Bij de overeenkomst worden de volgende organen opgericht.

  • Een Wetenschappelijk Comité dat een evaluatie moet maken van de visbestanden en van de impact van de visserij op het mariene milieu, en dat wetenschappelijk advies en aanbevelingen moet geven over instandhouding, beheer, toezicht en het verzamelen van visserijgegevens.
  • Een Handhavingscomité dat de naleving van de overeenkomst en de instandhoudings- en beheersmaatregelen moet controleren.
  • Een secretariaat dat de administratie moet uitvoeren en coördineren, en alle verslagen over de werkzaamheden en een volledig archief van officiële documenten moet bijhouden.

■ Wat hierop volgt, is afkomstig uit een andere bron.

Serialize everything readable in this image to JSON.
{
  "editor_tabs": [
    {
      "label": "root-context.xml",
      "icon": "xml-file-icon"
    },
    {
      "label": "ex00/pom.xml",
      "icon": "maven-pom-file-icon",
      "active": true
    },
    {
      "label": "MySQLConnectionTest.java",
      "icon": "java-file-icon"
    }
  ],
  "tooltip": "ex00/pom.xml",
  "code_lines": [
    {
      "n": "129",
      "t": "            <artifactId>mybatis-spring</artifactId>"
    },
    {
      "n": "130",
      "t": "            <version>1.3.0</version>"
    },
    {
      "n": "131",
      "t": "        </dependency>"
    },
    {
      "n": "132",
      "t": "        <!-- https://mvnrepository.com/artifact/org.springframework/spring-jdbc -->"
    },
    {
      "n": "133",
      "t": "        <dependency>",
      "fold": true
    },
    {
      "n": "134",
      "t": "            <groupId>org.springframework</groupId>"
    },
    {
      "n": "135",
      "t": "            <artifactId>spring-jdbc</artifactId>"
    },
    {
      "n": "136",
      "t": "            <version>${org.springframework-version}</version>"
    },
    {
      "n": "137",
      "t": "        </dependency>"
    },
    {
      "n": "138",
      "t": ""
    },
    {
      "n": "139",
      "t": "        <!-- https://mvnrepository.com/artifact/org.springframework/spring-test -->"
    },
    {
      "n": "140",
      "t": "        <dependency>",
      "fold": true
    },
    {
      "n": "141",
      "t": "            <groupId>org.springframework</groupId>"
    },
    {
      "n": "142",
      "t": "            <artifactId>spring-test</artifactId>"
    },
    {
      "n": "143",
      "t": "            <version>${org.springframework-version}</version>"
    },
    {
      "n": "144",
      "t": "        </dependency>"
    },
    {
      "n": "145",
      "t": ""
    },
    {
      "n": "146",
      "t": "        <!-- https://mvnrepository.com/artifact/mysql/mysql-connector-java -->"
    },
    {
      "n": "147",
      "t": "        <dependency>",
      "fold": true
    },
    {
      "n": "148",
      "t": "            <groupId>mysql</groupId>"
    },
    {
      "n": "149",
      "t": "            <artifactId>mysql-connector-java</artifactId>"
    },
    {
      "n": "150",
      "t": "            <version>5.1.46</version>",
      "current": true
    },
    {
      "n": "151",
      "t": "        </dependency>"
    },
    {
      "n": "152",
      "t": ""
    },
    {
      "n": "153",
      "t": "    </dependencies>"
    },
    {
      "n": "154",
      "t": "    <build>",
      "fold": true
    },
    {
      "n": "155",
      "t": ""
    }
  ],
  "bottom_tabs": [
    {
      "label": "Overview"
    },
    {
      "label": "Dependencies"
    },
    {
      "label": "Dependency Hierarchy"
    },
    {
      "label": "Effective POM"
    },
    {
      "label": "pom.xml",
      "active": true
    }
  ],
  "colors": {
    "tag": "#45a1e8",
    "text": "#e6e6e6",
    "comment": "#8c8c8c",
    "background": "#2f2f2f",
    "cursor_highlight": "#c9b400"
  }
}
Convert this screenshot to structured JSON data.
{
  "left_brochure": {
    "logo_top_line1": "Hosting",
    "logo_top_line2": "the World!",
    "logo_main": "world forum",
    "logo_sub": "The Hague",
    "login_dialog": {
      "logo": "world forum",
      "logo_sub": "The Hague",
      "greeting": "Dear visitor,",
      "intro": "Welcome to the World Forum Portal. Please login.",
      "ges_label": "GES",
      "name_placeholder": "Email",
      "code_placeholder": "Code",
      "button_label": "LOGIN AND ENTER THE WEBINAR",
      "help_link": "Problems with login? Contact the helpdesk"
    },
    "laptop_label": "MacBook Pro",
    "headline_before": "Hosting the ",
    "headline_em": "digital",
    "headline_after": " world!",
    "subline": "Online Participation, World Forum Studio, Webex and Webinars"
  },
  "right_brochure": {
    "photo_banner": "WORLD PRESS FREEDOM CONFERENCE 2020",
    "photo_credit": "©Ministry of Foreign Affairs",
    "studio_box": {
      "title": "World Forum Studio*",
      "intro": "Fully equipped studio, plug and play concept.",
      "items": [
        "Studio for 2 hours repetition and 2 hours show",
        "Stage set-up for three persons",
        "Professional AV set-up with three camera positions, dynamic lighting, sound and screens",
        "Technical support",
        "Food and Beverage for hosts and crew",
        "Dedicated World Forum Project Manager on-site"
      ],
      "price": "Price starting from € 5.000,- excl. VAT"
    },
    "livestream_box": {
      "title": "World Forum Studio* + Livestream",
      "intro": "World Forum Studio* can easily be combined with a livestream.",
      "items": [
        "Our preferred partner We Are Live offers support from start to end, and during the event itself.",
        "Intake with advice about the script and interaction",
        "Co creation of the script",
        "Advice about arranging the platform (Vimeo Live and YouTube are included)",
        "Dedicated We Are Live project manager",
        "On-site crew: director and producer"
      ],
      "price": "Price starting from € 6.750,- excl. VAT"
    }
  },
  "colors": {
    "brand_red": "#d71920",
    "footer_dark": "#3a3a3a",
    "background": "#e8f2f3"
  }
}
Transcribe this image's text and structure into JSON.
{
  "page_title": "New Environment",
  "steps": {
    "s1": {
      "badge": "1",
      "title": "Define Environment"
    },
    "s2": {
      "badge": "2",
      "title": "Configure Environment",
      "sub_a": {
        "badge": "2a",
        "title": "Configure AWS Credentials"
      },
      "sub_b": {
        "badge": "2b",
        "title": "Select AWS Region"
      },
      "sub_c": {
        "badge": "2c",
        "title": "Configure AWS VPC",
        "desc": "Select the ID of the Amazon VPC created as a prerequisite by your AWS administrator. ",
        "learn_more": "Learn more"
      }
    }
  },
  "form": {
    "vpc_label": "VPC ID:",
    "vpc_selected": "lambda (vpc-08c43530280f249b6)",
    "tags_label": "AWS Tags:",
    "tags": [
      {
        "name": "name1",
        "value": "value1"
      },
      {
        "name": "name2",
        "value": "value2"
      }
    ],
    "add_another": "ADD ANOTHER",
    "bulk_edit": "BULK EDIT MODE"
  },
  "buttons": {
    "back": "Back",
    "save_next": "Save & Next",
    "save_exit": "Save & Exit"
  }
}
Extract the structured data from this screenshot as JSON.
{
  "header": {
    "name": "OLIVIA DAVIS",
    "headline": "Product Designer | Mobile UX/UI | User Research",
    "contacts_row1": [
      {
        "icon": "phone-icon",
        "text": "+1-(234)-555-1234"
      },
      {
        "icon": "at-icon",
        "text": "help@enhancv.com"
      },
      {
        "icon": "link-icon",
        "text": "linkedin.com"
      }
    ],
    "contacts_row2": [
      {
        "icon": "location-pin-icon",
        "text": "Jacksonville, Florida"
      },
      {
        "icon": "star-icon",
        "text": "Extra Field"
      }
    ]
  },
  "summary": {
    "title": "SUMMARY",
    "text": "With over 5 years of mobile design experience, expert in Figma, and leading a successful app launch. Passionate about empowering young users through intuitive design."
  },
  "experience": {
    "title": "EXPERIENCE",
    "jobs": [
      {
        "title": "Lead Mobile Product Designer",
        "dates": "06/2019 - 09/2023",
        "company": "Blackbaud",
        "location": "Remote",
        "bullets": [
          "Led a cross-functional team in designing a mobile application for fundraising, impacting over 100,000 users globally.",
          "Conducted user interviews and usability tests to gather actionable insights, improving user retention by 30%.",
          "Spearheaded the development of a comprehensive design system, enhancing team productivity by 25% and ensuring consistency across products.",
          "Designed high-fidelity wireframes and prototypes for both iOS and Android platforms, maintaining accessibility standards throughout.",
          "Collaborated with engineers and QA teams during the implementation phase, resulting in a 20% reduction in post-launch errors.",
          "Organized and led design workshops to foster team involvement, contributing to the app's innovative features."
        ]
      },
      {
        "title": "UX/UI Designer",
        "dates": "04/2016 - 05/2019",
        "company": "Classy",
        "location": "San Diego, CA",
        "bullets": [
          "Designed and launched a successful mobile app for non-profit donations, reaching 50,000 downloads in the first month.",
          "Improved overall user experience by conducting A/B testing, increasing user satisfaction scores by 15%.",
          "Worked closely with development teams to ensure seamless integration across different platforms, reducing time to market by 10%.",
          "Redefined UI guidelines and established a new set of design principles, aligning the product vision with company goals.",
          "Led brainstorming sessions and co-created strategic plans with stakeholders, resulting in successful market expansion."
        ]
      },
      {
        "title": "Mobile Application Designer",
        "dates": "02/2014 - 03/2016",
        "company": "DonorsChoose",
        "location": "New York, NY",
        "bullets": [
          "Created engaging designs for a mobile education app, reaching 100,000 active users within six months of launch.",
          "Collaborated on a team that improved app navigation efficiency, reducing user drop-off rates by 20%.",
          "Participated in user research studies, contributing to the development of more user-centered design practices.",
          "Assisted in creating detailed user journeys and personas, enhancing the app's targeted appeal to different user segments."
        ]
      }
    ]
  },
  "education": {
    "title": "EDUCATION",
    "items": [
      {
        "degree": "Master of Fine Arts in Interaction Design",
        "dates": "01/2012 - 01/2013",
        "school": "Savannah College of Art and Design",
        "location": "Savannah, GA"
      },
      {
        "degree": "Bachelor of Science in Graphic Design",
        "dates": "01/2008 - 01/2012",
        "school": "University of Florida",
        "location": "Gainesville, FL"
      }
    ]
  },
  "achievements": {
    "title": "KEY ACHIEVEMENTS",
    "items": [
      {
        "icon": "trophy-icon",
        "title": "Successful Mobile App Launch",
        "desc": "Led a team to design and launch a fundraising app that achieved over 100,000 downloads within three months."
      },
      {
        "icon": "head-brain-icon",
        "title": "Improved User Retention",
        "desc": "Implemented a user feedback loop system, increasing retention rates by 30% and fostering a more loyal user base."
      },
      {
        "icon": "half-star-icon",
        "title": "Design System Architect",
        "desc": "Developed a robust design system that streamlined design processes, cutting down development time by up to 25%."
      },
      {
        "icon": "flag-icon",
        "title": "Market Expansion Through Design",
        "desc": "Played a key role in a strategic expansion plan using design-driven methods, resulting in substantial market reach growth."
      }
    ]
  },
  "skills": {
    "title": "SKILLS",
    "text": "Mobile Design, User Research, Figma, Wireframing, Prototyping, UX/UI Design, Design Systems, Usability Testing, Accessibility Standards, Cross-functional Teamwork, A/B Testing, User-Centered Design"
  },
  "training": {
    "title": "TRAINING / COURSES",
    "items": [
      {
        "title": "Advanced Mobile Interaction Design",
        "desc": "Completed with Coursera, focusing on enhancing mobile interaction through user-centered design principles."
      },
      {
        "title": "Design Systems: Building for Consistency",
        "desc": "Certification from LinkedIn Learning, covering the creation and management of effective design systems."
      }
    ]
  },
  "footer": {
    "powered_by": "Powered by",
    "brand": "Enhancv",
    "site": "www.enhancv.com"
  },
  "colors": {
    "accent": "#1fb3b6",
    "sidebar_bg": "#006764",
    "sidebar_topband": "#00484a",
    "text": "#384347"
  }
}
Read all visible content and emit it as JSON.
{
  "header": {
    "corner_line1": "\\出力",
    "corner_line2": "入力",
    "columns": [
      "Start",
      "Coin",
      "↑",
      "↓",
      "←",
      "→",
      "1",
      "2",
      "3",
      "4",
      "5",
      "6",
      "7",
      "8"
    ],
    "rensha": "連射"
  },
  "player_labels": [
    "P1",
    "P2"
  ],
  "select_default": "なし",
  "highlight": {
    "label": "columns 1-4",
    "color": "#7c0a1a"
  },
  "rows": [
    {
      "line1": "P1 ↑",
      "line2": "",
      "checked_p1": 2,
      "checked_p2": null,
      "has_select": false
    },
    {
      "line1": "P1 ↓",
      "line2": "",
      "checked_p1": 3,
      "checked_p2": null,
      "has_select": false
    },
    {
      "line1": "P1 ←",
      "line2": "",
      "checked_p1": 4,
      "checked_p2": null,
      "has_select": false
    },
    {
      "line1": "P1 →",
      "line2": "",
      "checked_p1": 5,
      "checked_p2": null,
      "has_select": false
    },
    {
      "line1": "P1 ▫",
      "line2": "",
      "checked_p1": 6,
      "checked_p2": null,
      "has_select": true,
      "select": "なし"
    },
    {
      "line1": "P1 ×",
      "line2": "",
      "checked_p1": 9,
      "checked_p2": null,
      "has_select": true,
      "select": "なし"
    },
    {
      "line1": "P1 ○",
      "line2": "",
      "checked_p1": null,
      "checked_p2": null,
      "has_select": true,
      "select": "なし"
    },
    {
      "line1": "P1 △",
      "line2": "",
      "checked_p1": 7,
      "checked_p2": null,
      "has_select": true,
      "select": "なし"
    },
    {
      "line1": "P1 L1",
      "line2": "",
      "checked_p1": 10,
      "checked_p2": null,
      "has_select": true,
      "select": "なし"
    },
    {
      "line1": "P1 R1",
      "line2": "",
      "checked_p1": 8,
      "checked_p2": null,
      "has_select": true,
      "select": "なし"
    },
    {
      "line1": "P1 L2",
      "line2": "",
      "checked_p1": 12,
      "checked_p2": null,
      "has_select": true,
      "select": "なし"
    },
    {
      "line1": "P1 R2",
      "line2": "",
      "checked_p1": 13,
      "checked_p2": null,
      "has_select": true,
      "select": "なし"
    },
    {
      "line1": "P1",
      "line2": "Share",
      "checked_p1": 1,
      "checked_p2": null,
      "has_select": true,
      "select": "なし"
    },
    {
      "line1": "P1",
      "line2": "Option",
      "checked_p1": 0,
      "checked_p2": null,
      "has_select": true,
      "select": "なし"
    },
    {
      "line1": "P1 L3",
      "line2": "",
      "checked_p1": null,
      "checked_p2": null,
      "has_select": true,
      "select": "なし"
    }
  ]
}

De overeenkomst bevat verplichtingen voor de overeenkomstsluitende partijen en de deelnemende visserijlichamen om:

  • de overeenkomst en de instandhoudings- en beheersmaatregelen doeltreffend uit te voeren;
  • tijdig gedetailleerde en nauwkeurige wetenschappelijke, technische en statistische gegevens over de visbestanden en de activiteiten van hun vaartuigen te verzamelen en deze jaarlijks uit te wisselen;
  • verslag uit te brengen over de uitvoering en de naleving van de overeenkomst en de instandhoudings- en beheersmaatregelen;
  • te waarborgen dat hun onderdanen en vissersvaartuigen aan de overeenkomst voldoen;
  • een register bij te houden van alle nationale vaartuigen die in de zone vissen en de inhoud daarvan uit te wisselen;
  • vermeende schendingen te onderzoeken en verslag uit te brengen over in verband daarmee genomen maatregelen.

De overeenkomst bevat specifieke verplichtingen voor de vlaggenstaten* om:

  • te waarborgen dat hun vissersvaartuigen de overeenkomst en de instandhoudings- en beheersmaatregelen eerbiedigen en niet ondermijnen, en niet illegaal in aangrenzende wateren onder nationale rechtsmacht vissen;
  • een satellietvolgsysteem toe te passen voor hun vaartuigen die in de zone vissen.

De overeenkomst bevat specifieke verplichtingen voor de havenstaten* om:

  • de documenten, vistuigen en vangsten te inspecteren van vissersvaartuigen die hun havens of offshoreterminals aandoen;
  • aanlanding, overlading of toeleveringsdiensten te verbieden voor vissersvaartuigen die vis hebben gevangen op een wijze die in strijd is met de overeenkomst en de instandhoudings- en beheersmaatregelen.

DATUM VAN INWERKINGTREDING

De overeenkomst werd op 7 juli 2006 ondertekend. De overeenkomst is in juni 2012 in werking getreden.

ACHTERGROND

Voor meer informatie, zie:

KERNBEGRIPPEN

Overeenkomstsluitende partij. Een land dat of een regionale organisatie voor economische integratie die partij is bij de overeenkomst.
Vlaggenstaat. Een land waarvan de vaartuigen het recht hebben zijn vlag te voeren.
Havenstaat. Een nationale haven die verantwoordelijk is voor de inspectie van schepen.

BELANGRIJKSTE DOCUMENTEN

Visserijovereenkomst voor de Zuid-Indische Oceaan (SIOFA) (PB L 196 van 18.7.2006, blz. 15-24).

Besluit 2006/496/EG van de Raad van 6 juli 2006 betreffende de ondertekening namens de Europese Gemeenschap van de Visserijovereenkomst voor de Zuid-Indische Oceaan (PB L 196 van 18.7.2006, blz. 14).